Victoria Rivetti Lingner has been telling stories for over 20 years in nursing homes, elementary schools and as an in-house storyteller for Buhl Park.
“I want kids to love reading as much as I do,” Lingner said. “I think I instill that when I walk into the classroom. Even if I’m just reading a book, I don’t read it, I stage it.
Lingner is a guest of honor at Buhl Day 2022. She joins retired Shenango Valley Urban League CEO Michael Wright and state Rep. Mark Longietti, D-7, Hermitage, as this year’s honorees. .
Working as an in-house storyteller for the McKeever Environmental Center in the early 2000s set her on the path to becoming the “lady of storytelling.”
She enjoys instilling a love and passion for reading.
“You go through wonderful things, you go through painful things,” Lingner said. “But it’s a human experience that awakens your soul.”
The best part about volunteering with kids is that they cheer before it starts.

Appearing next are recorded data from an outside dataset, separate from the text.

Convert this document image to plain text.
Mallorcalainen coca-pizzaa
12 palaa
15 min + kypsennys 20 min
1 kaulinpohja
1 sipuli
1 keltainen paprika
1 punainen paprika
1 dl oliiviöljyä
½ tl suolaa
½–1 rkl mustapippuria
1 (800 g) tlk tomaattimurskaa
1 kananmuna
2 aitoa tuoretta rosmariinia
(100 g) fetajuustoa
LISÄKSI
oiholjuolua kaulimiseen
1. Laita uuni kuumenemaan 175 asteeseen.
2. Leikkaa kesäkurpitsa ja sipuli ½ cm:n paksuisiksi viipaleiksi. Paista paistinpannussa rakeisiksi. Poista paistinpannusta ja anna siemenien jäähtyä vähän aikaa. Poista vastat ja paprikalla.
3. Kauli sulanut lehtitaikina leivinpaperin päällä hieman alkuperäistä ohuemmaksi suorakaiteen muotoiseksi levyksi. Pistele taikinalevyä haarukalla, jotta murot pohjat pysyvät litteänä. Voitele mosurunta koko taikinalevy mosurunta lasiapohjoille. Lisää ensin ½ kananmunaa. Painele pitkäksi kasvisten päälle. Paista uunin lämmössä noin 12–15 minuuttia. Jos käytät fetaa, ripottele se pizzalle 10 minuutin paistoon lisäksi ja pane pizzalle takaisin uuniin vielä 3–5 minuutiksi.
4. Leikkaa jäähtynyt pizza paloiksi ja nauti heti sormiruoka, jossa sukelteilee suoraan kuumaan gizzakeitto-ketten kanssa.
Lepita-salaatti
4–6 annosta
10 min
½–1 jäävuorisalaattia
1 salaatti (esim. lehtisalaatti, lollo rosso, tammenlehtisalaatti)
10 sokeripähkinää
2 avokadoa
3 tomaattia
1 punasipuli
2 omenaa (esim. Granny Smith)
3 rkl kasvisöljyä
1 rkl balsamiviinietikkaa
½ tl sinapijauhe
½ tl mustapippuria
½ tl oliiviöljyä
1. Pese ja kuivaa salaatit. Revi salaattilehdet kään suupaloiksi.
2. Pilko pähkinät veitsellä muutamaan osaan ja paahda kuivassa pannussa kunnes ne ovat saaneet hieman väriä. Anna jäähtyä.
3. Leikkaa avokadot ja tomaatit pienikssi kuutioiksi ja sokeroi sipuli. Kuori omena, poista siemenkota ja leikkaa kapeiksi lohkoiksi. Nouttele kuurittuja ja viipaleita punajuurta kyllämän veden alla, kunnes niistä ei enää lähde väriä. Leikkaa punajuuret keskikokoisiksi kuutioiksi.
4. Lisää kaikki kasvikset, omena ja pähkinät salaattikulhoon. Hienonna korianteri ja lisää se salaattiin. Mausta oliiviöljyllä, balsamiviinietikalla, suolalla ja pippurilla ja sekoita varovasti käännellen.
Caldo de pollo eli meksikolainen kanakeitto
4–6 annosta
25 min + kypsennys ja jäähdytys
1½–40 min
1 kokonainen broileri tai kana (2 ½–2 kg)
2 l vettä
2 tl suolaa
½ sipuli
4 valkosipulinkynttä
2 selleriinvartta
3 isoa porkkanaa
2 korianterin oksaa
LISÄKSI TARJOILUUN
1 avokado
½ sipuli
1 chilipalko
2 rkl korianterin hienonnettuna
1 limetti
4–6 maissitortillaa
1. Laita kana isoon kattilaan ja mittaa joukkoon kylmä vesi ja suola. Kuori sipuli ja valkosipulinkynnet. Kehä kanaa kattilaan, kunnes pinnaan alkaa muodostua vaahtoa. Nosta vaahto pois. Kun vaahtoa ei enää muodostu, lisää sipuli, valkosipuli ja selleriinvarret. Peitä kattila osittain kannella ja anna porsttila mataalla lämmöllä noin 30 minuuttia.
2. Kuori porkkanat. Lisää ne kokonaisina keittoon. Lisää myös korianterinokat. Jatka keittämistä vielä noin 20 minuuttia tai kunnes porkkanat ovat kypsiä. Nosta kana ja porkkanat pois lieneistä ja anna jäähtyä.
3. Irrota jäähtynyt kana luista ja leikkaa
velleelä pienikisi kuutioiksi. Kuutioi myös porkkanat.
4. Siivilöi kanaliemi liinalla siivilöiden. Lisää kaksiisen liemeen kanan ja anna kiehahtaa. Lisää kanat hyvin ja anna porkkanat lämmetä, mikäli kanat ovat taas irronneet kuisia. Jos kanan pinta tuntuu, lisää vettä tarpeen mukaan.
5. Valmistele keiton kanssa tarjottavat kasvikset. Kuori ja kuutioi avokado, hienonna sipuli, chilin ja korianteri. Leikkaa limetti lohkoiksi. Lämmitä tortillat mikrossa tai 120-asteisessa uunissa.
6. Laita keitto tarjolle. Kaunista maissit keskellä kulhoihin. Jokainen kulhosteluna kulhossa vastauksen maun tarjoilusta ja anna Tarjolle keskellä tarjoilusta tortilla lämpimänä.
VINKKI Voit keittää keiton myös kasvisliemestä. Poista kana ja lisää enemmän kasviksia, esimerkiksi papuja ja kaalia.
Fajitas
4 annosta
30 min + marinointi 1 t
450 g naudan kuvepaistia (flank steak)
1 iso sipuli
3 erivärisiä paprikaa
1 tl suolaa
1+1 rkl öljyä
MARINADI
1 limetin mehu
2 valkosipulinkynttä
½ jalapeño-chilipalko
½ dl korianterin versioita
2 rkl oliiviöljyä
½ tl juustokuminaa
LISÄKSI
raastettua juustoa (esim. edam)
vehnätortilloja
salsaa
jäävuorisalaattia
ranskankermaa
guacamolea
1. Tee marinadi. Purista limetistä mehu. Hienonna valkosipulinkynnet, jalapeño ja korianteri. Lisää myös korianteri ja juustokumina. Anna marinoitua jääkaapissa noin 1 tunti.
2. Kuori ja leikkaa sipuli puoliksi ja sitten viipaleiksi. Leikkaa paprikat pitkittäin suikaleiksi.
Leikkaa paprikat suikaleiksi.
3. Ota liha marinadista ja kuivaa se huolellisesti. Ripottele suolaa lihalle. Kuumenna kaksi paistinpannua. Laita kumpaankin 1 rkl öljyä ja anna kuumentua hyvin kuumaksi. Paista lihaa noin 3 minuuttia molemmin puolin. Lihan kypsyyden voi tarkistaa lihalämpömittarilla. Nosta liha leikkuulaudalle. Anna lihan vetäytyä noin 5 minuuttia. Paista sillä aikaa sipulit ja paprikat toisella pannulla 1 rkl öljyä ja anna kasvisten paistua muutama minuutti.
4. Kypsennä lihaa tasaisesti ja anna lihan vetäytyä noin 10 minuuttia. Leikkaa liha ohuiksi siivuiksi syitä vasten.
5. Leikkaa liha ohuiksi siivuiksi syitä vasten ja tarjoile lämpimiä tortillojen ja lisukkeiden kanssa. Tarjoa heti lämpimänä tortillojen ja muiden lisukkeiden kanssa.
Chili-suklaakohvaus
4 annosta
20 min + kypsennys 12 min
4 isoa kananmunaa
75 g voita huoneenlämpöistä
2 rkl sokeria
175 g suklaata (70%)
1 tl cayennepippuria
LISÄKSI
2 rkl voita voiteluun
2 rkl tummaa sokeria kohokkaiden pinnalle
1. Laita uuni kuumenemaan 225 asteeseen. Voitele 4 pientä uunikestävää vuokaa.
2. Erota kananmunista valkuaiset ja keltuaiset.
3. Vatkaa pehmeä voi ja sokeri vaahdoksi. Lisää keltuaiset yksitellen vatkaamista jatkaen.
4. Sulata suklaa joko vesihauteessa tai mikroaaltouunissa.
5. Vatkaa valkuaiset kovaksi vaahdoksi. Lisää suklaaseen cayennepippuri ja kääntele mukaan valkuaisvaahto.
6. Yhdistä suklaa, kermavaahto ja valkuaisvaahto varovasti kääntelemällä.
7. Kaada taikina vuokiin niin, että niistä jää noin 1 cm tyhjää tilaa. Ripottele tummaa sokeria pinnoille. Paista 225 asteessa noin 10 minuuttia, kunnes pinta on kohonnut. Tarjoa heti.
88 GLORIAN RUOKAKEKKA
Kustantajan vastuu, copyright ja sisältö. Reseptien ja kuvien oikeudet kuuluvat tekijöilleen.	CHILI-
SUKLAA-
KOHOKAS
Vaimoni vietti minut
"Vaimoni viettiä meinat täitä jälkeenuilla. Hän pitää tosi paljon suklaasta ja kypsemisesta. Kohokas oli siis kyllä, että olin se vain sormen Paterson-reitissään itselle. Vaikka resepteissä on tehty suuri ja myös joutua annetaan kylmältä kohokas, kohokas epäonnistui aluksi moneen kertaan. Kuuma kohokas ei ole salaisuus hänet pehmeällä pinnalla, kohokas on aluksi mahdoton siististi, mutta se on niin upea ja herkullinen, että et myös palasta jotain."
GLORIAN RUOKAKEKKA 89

“They know I’m coming and I love them,” Lingner said. “It’s a mutual admiration with the children and me.”
Lingner tells the children that storytellers don’t memorize their stories word for word, but memorize them by heart.

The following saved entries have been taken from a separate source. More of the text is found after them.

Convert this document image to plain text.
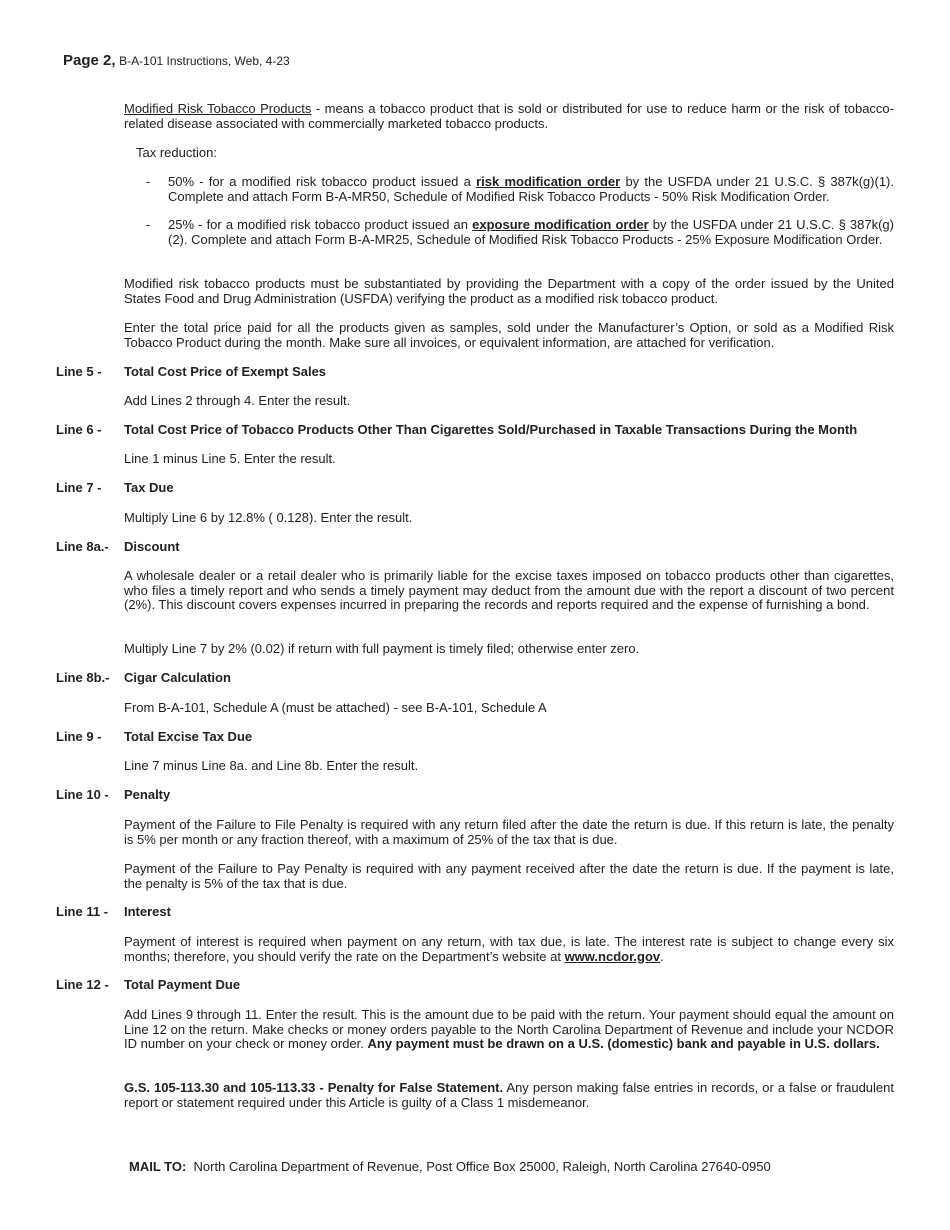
Page 2, B-A-101 Instructions, Web, 4-23
Modified Risk Tobacco Products - means a tobacco product that is sold or distributed for use to reduce harm or the risk of tobacco-related disease associated with commercially marketed tobacco products.
Tax reduction:
- 50% - for a modified risk tobacco product issued a risk modification order by the USFDA under 21 U.S.C. § 387k(g)(1). Complete and attach Form B-A-MR50, Schedule of Modified Risk Tobacco Products - 50% Risk Modification Order.
- 25% - for a modified risk tobacco product issued an exposure modification order by the USFDA under 21 U.S.C. § 387k(g)(2). Complete and attach Form B-A-MR25, Schedule of Modified Risk Tobacco Products - 25% Exposure Modification Order.
Modified risk tobacco products must be substantiated by providing the Department with a copy of the order issued by the United States Food and Drug Administration (USFDA) verifying the product as a modified risk tobacco product.
Enter the total price paid for all the products given as samples, sold under the Manufacturer’s Option, or sold as a Modified Risk Tobacco Product during the month. Make sure all invoices, or equivalent information, are attached for verification.
Line 5 - Total Cost Price of Exempt Sales
Add Lines 2 through 4. Enter the result.
Line 6 - Total Cost Price of Tobacco Products Other Than Cigarettes Sold/Purchased in Taxable Transactions During the Month
Line 1 minus Line 5. Enter the result.
Line 7 - Tax Due
Multiply Line 6 by 12.8% ( 0.128). Enter the result.
Line 8a.- Discount
A wholesale dealer or a retail dealer who is primarily liable for the excise taxes imposed on tobacco products other than cigarettes, who files a timely report and who sends a timely payment may deduct from the amount due with the report a discount of two percent (2%). This discount covers expenses incurred in preparing the records and reports required and the expense of furnishing a bond.
Multiply Line 7 by 2% (0.02) if return with full payment is timely filed; otherwise enter zero.
Line 8b.- Cigar Calculation
From B-A-101, Schedule A (must be attached) - see B-A-101, Schedule A
Line 9 - Total Excise Tax Due
Line 7 minus Line 8a. and Line 8b. Enter the result.
Line 10 - Penalty
Payment of the Failure to File Penalty is required with any return filed after the date the return is due. If this return is late, the penalty is 5% per month or any fraction thereof, with a maximum of 25% of the tax that is due.
Payment of the Failure to Pay Penalty is required with any payment received after the date the return is due. If the payment is late, the penalty is 5% of the tax that is due.
Line 11 - Interest
Payment of interest is required when payment on any return, with tax due, is late. The interest rate is subject to change every six months; therefore, you should verify the rate on the Department’s website at www.ncdor.gov.
Line 12 - Total Payment Due
Add Lines 9 through 11. Enter the result. This is the amount due to be paid with the return. Your payment should equal the amount on Line 12 on the return. Make checks or money orders payable to the North Carolina Department of Revenue and include your NCDOR ID number on your check or money order. Any payment must be drawn on a U.S. (domestic) bank and payable in U.S. dollars.
G.S. 105-113.30 and 105-113.33 - Penalty for False Statement. Any person making false entries in records, or a false or fraudulent report or statement required under this Article is guilty of a Class 1 misdemeanor.
MAIL TO:  North Carolina Department of Revenue, Post Office Box 25000, Raleigh, North Carolina 27640-0950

“Children will say, ‘Isn’t that the same thing? ‘” Lingner said. “And I said no. You love the story and you want to express the love you have for the story, then you have to do it from your heart.
Lingner lives in Brookfield, Ohio, with Richard Lingner, her husband of 49 years.
After earning a bachelor’s degree in secondary education and English from Edinboro State College and completing graduate studies at Slippery Rock College, Youngstown State University and Penn State Shenango, she worked as an English and English teacher. creative writing at Mercer for three years.
Lingner then worked at the Sharon City School District as a teacher and curriculum specialist for the gifted program for 27 years.
Shortly after retiring, she began volunteering with storytelling sessions.
She began telling stories at the Bentley House, Juniper Village, Shenango-On-The-Green, and Nugent Convalescent Home.
But his narrative quickly expanded beyond assisted living facilities. She has told stories at several schools including Sharon, Sharpsville Elementary, Farrell Elementary, Brookfield Elementary, New Wilmington Elementary, Neshannock Elementary, New Wilmington Elementary, Jamestown Elementary, and St. John Paul II Catholic School.
Lingner serves on the Buhl Day Committee, chairs Children’s Theatre, and serves on the board of the Sharon High School Distinguished Alumni Hall of Fame.
During the pandemic, Lingner logged 14 online readings on Facebook. She read about Earth Day, Winter Solstice, Christmas, Russian Orthodoxy, Hanukkah, Kwanzaa and Black History Month.
While teaching Sharon, she received the Outstanding Secondary Educator of America award in 1974 and she was voted by students to win the Elizabeth McMullen and Anna Grace Smith Teacher Appreciation Award in 1994.
“(Students) remember if you’re a special education teacher,” Lingner said. “You are only special because you respect them as people.”